At Tokamak Energy we believe that everyone should have access to a secure supply of clean energy at reasonable cost. We see a world where access to energy continues to drive up standards of living and economic growth, but with minimal impact on the environment. Fusion is crucial to this vision.
Fusion in tokamaks has become an engineering problem rather than a physics problem. Controlled Fusion (at the 10MW scale) was first achieved in the 1990s on two tokamaks, one in the UK and one in the US. But we now need to build machines able to generate net energy gain for a sustained period. We need to design machines that will be economical to build, run and decommission.
Tokamak Energy is breaking the problem down into a series of engineering challenges:
- Build a small prototype tokamak to demonstrate the concept (achieved 2013)
- Build a tokamak with all magnets of high temperature superconductor (achieved 2015).
- Reach fusion temperatures in a compact tokamak (we are aiming for 100 million degrees in 2018).
- Achieve energy breakeven conditions – where we could get at least as much energy out of the machine as we put in to drive fusion reactions (we aim to achieve this by 2020).
- Produce electricity for the first time by 2025.
From here we will go on to build reliable, economic, fusion power plants. This is an engineering challenge in itself – we will be holding an incredibly hot plasma in a device with a desired operation lifetime of decades.
We are currently at stage 3 and are building a new tokamak, ST40, at our facility at Milton Park, Oxfordshire. This will demonstrate that fusion temperatures are achievable in a small tokamak. Stage 4 (energy breakeven conditions) will be the “Wright Brothers Moment” for fusion – a distinctive technology breakthrough.
The Tokamak Energy approach is different to the public-funded one. We progress by delivering results quickly and creating a virtuous circle – if we deliver on a goal then we can raise money to tackle the next goal, generating momentum to make rapid progress.
These are the plans, but they need money and excellent engineers to make them happen. This is cutting edge science, engineering and technology. We can see how to make quick progress, but it is a huge challenge – and it is a race against time.
Successfully harnessing fusion will dramatically change the energy landscape for good, and the faster we can harness it the faster society will reap the benefits.
Tokamak Energy was originally established in 2009 to design and develop small Spherical Tokamaks and compact fusion reactors for a range of applications. Since 2012, the strategy has evolved to prioritise building a pilot plant to exceed fusion energy breakeven.
Tokamak Energy grew from Culham Laboratory, the world’s leading centre for magnetic fusion energy research. Culham is home to the world’s most powerful tokamak, JET, which produced 16MW of fusion power in 1997. Tokamak Energy is particularly focused on Spherical Tokamaks, pioneered at Culham, because these compact devices can achieve a much higher plasma pressure for a given magnetic field than conventional tokamaks, i.e. they are more efficient.

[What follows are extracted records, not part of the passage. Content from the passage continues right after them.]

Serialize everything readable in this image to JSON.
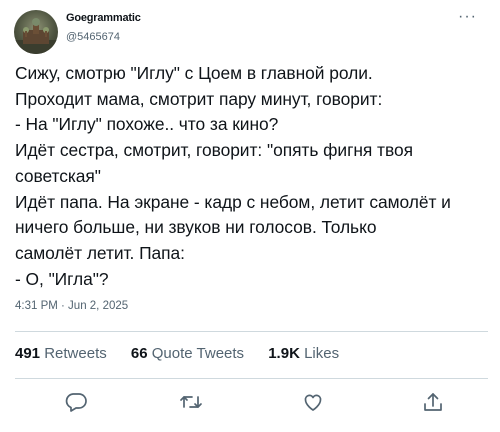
{
  "author": {
    "name": "Goegrammatic",
    "handle": "@5465674",
    "avatar_icon": "cathedral-avatar-icon"
  },
  "menu_icon": "more-options-icon",
  "tweet_text": "Сижу, смотрю \"Иглу\" с Цоем в главной роли.\nПроходит мама, смотрит пару минут, говорит:\n- На \"Иглу\" похоже.. что за кино?\nИдёт сестра, смотрит, говорит: \"опять фигня твоя\nсоветская\"\nИдёт папа. На экране - кадр с небом, летит самолёт и\nничего больше, ни звуков ни голосов. Только\nсамолёт летит. Папа:\n- О, \"Игла\"?",
  "timestamp": "4:31 PM · Jun 2, 2025",
  "stats": {
    "retweets_count": "491",
    "retweets_label": "Retweets",
    "quotes_count": "66",
    "quotes_label": "Quote Tweets",
    "likes_count": "1.9K",
    "likes_label": "Likes"
  },
  "actions": [
    "reply-icon",
    "retweet-icon",
    "like-icon",
    "share-icon"
  ],
  "colors": {
    "text": "#0f1419",
    "secondary": "#536471",
    "divider": "#cfd9de"
  }
}
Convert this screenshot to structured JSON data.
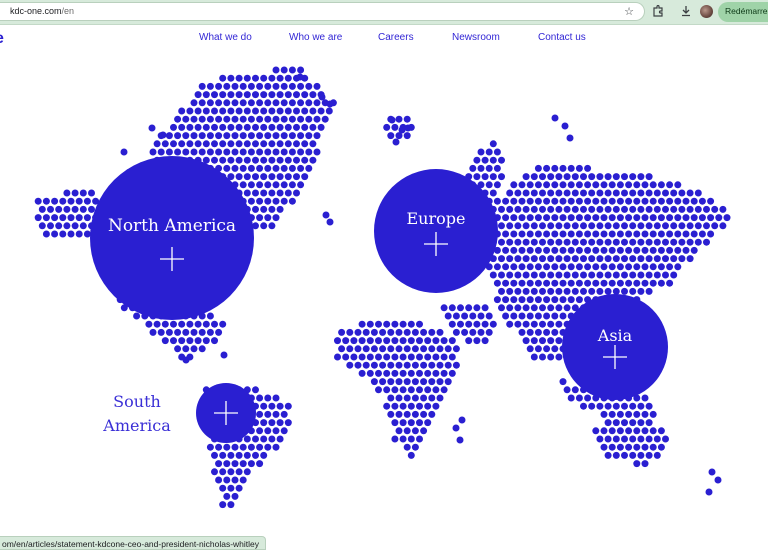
{
  "browser": {
    "url_host": "kdc-one.com",
    "url_path": "/en",
    "restart_label": "Redémarrer p",
    "status_url": "om/en/articles/statement-kdcone-ceo-and-president-nicholas-whitley"
  },
  "site": {
    "logo_fragment": "e",
    "nav": [
      {
        "label": "What we do"
      },
      {
        "label": "Who we are"
      },
      {
        "label": "Careers"
      },
      {
        "label": "Newsroom"
      },
      {
        "label": "Contact us"
      }
    ]
  },
  "map": {
    "dot_color": "#2a1fd1",
    "regions": [
      {
        "name": "North America"
      },
      {
        "name": "Europe"
      },
      {
        "name": "Asia"
      }
    ],
    "south_america": {
      "line1": "South",
      "line2": "America"
    }
  }
}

Theoretical calculations show that a Spherical Tokamak using high fields produced by HTS magnets could be significantly smaller than other fusion machines currently proposed. For example, a compact ST power plant would have a volume up to 100 times smaller than ITER – the successor to JET currently being built in France at a cost of €20bn – so would be approximately room-sized rather than aircraft-hangar-sized. This development creates such a huge opportunity that the company is focusing all its efforts and resources on developing a compact Spherical Tokamak fusion energy source to demonstrate net energy gain.

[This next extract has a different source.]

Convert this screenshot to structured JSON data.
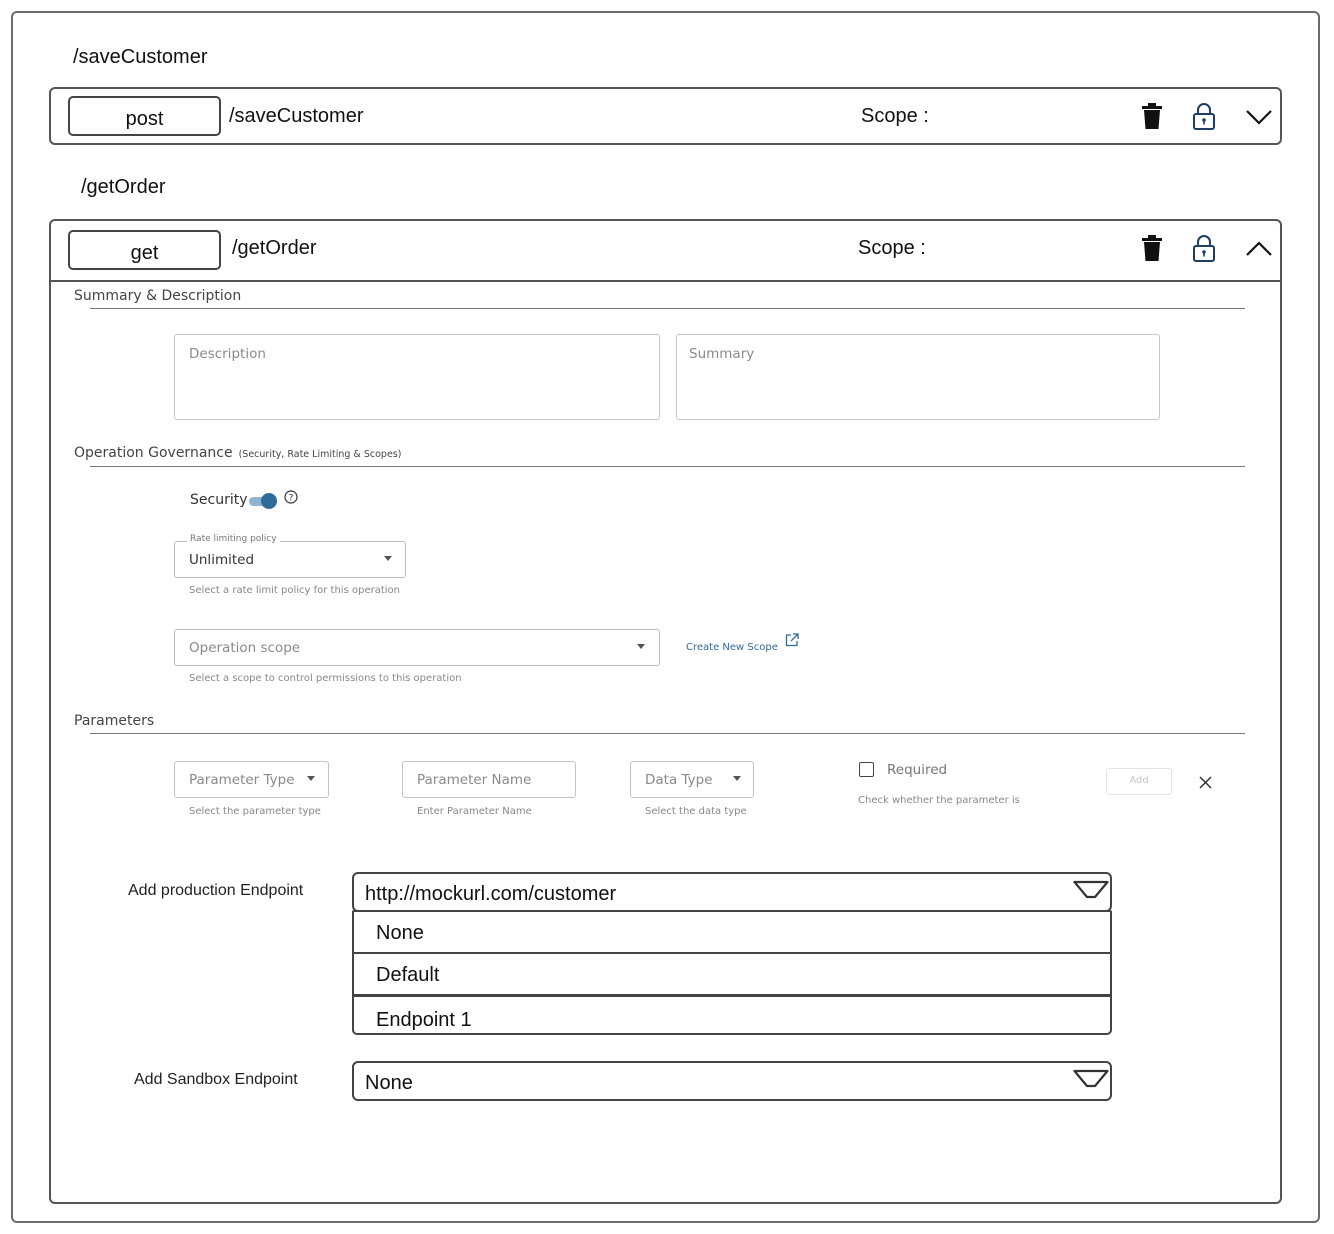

Grants, awards and accolades
- Won three prestigious UK R&D grants and a “Knowledge Transfer Partnership” grant (worth $800k in total) in the first few years.
- Selected for the Royal Society Summer Science Exhibition 2015 presenting plans for #FasterFusion.
- Announced as a Technology Pioneer of the World Economic Forum, August 2015.
- David Kingham delivered the 2016 Institution of Mechanical Engineers John Player Lecture on Fusion as an Engineering Challenge.
- Selected as one of 3 leading innovative ideas in fusion by International Energy Agency in 2017.
Fusion is about to get a lot more exciting!